La risposta è stata invece articolata, plurale e di massa: discorsi, estetiche, soggetti e pratiche eterogenee ma compatte, con una grande capacità di salvaguardare la complessità che caratterizza le comunità LGBTQIA+ e queer. Non stupisce vedere, tra gli interventi più inclusivi, meno bianchi, più agguerriti, antirazzisti e molto poco “nazionali”, quello del Coordinamento Trans Lazio: “ci hanno assegnato alla nascita un genere che non era il nostro, e ci hanno costretto ad eteronormarci ad ogni costo.

Non siamo nati in corpi sbagliati, ma in società sbagliate: patriarcali, eterosessiste, misogine, omotransfobiche e razziste”. Da più parti saltano fuori parole irriverenti, ironiche, radicali e resistenti: dalle magliette di “Torpigna Frocia” ai cartelli con “meno fasci, più froci”, fino all’intersezione antirazzista e queer: “il culo non si nega a nessuno: #accoglienza”. Nessuno spazio alle destre, i carri degli sponsor molto meno visibili e presenti degli anni passati, sommersi da una bella marea di corpi liberi e differenti: single, in coppia, in threesome, rispettabili o glitterati, punk o normcore.

Avevamo già riconosciuto caratteristiche simili nella Marea femminista degli scorsi due anni di mobilitazione, e nella sua capacità di agganciare l’intersezione con una politica transfemminista queer e che tempestivamente ha saputo attraversare il mondo proprio nel momento in cui si stava manifestando appieno il ciclo politico reazionario.

E non è un caso: quando si incrina la produzione, si stringe sulla riproduzione (che è sempre, ricordiamo, riproduzione della forza lavoro e della disciplina sociale che la gestisce): è questa la sostanza della stretta di polizia politica globale maschile, eterosessuale e bianca, e non è un caso che soprattutto in Italia le mobilitazioni più attive insistano sul nodo del genere e dell’orientamento sessuale.

Non sarebbe una sorpresa, ma sarebbe gradita, la sottolineatura e la reinvenzione creativa di questa convergenza tra mobilitazioni femministe e movimento LGBTQIA+ nei prossimi mesi.
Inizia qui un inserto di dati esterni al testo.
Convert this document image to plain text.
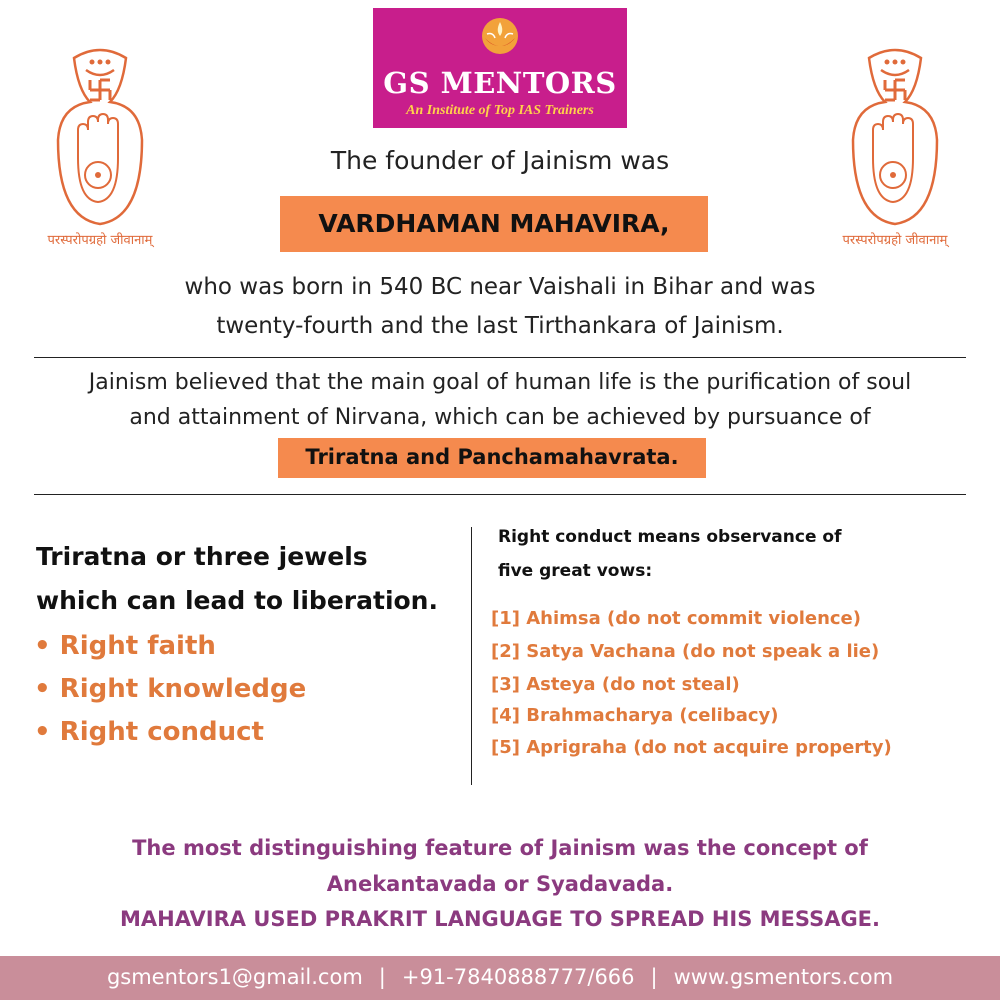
GS MENTORS
An Institute of Top IAS Trainers
परस्परोपग्रहो जीवानाम्	परस्परोपग्रहो जीवानाम्
The founder of Jainism was
VARDHAMAN MAHAVIRA,
who was born in 540 BC near Vaishali in Bihar and was
twenty-fourth and the last Tirthankara of Jainism.
Jainism believed that the main goal of human life is the purification of soul
and attainment of Nirvana, which can be achieved by pursuance of
Triratna and Panchamahavrata.
Triratna or three jewels
which can lead to liberation.
• Right faith
• Right knowledge
• Right conduct
Right conduct means observance of
five great vows:
[1] Ahimsa (do not commit violence)
[2] Satya Vachana (do not speak a lie)
[3] Asteya (do not steal)
[4] Brahmacharya (celibacy)
[5] Aprigraha (do not acquire property)
The most distinguishing feature of Jainism was the concept of
Anekantavada or Syadavada.
MAHAVIRA USED PRAKRIT LANGUAGE TO SPREAD HIS MESSAGE.
gsmentors1@gmail.com | +91-7840888777/666 | www.gsmentors.com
Sarebbe allo stato attuale – purtroppo – una bella sorpresa riuscire invece a reinnescare questa vecchia alleanza all’insegna di una politica più migrante, più globale, più black.

Se queste sono le prove generali di un’opposizione arcobaleno, come ha scritto efficacemente Simone Alliva, ci sarà da divertirsi. E se non credo che la questione veda necessariamente protagoniste le famiglie costituite da coppie omosessuali generative, è del tutto evidente che sì, intorno alle famiglie nel senso più tradizionale del termine, che iniziano ormai a sorgere anche nella comunità LGBTQIA+,  si è iniziata a coagulare un’apocalisse queer gioiosa e ben più eterogenea di come ci si immagina. Si è risposto a una chiamata a partire dalla violenza eteropatriarcale che i soggetti LGBTQIA+ subiscono ogni giorno (anche senza sposarsi, anche senza aver figli),  istituzionalizzata, legittimata e riconfermata da queste nuove (vecchie) destre al potere.

Il dato di questa partecipazione più determinata, direttamente conflittuale con questo governo, meno disposta a scendere in piazza solo ritualmente in occasione dei Pride, è un dato che andrebbe raccolto sia da parte delle associazioni nazionali LGBTQIA+, sia dai partiti e dagli altri movimenti.

È il dato di una voglia di mobilitazione che va molto al di là delle parole d’ordine che hanno abitato lo spazio delle comunità e del movimento LGBTQIA+ negli ultimi anni, indica la riformulazione possibile del loro programma per come si è dato fino a oggi, e in questo momento costituisce un altro tassello cruciale del nostro divenire opposizione.